Why 'systems engineering' is crucial to healthcare delivery transformation

A report published in May by the President's Council of Advisors on Science and Technology (PCAST) calls on the U.S. Department of Health and Human Services to transform healthcare nationally by engineering a "robust" health information infrastructure. Following up on that report, researchers from the National Quality Forum in the District of Columbia--who helped pen the document--outline and dissect the report's recommendations in a viewpoint article published online this week in the Journal of the American Medical Association.

"Healthcare delivery transformation is essential to the linked goals of affordability, quality of care and healthy communities," authors Christine Cassel, M.D., and Robert Saunders, Ph.D., say. "During the next years of implementation of the Affordable Care Act, systems engineering should become a core function for improving the health of all Americans."

For instance, the current fee-for-service model, Cassel and Saunders say, represents the No. 1 hurdle to use of such engineering. To that end, they say, payment systems must be aligned with desired patient outcomes, citing that while Seattle-based Virginia Mason Medical Center was able to reduce wait times and speed patient recoveries through the use of production system tools to redesign its spine clinic, the hospital still lost money.

"[B]ecause this redesign reduced the use of expensive tests, like magnetic resonance imaging, the center lost revenue," Cassel and Saunders say.

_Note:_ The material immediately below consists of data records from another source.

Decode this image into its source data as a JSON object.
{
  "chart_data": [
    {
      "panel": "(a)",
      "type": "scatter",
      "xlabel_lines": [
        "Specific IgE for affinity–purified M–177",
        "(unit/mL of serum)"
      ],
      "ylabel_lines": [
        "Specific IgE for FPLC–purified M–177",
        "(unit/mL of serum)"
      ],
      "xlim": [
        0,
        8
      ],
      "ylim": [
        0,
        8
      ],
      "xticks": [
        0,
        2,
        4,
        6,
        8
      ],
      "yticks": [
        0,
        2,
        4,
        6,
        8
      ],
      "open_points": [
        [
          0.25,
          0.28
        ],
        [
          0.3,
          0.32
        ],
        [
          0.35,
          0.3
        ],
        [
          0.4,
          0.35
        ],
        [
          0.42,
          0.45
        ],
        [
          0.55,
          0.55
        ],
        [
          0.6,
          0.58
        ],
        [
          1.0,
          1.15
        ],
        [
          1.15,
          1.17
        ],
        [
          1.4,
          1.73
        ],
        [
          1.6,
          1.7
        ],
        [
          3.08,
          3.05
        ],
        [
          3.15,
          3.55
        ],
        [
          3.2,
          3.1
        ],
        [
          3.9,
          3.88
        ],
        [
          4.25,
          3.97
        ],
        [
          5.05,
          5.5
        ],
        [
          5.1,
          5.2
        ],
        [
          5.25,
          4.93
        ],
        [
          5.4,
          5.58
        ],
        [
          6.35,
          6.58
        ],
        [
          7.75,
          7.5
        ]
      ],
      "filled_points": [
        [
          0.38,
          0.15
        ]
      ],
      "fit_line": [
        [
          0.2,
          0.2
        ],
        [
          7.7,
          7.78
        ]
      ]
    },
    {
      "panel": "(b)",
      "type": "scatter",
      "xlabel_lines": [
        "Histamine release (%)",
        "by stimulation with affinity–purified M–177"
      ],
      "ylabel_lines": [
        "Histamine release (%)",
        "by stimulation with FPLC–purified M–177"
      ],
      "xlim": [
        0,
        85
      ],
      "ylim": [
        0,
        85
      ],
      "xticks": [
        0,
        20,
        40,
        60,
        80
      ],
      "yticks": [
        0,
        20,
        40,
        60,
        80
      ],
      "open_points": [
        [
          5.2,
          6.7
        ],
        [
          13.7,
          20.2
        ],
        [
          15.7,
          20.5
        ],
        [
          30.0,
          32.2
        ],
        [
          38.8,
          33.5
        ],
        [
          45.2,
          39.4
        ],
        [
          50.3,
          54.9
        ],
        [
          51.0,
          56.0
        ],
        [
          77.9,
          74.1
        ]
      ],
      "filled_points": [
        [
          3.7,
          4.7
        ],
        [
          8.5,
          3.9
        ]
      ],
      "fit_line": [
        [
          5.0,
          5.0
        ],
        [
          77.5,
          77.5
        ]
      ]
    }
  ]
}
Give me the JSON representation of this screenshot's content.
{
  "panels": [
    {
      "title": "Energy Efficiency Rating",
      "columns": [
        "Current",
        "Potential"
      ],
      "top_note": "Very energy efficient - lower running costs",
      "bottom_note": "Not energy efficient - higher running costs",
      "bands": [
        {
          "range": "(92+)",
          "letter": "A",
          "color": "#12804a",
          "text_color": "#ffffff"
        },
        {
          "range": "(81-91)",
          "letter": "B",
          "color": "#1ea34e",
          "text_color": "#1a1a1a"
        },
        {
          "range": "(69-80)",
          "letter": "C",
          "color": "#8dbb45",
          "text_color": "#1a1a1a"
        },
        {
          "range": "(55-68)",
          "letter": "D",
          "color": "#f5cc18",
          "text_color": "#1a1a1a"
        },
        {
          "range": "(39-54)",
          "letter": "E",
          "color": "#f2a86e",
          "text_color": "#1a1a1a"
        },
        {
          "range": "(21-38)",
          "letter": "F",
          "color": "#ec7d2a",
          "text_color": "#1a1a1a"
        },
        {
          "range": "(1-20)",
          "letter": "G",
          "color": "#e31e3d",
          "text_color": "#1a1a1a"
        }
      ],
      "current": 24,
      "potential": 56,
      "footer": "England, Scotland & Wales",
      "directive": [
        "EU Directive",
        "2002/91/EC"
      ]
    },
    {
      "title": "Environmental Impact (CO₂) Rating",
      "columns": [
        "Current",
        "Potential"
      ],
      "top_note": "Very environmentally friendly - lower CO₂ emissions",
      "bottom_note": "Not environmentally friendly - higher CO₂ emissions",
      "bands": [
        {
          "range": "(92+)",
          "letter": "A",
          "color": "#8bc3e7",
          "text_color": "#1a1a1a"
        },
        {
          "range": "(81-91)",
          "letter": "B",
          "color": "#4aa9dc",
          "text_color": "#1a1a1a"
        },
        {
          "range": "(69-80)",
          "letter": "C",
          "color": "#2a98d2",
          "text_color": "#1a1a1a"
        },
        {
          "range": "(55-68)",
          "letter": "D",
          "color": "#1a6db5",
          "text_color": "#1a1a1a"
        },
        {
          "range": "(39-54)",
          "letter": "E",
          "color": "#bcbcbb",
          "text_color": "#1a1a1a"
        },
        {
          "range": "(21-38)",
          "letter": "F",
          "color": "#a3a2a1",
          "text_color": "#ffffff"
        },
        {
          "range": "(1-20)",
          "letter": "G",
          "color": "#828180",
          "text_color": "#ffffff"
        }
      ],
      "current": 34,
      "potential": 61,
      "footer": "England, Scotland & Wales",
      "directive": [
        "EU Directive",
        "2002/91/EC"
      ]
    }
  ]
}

Additionally, they say, the "pipeline" of individuals trained in both systems science and systems engineering methods needs to improve. "Federal support is needed to create a cadre of trained experts who can create a new specialty area of systems engineering science in healthcare," Cassel and Saunders say.

The original report references both the 2010 PCAST report on health IT and the JASON report published for ONC in April, saying that those analyses remain "relevant" as future policies are developed.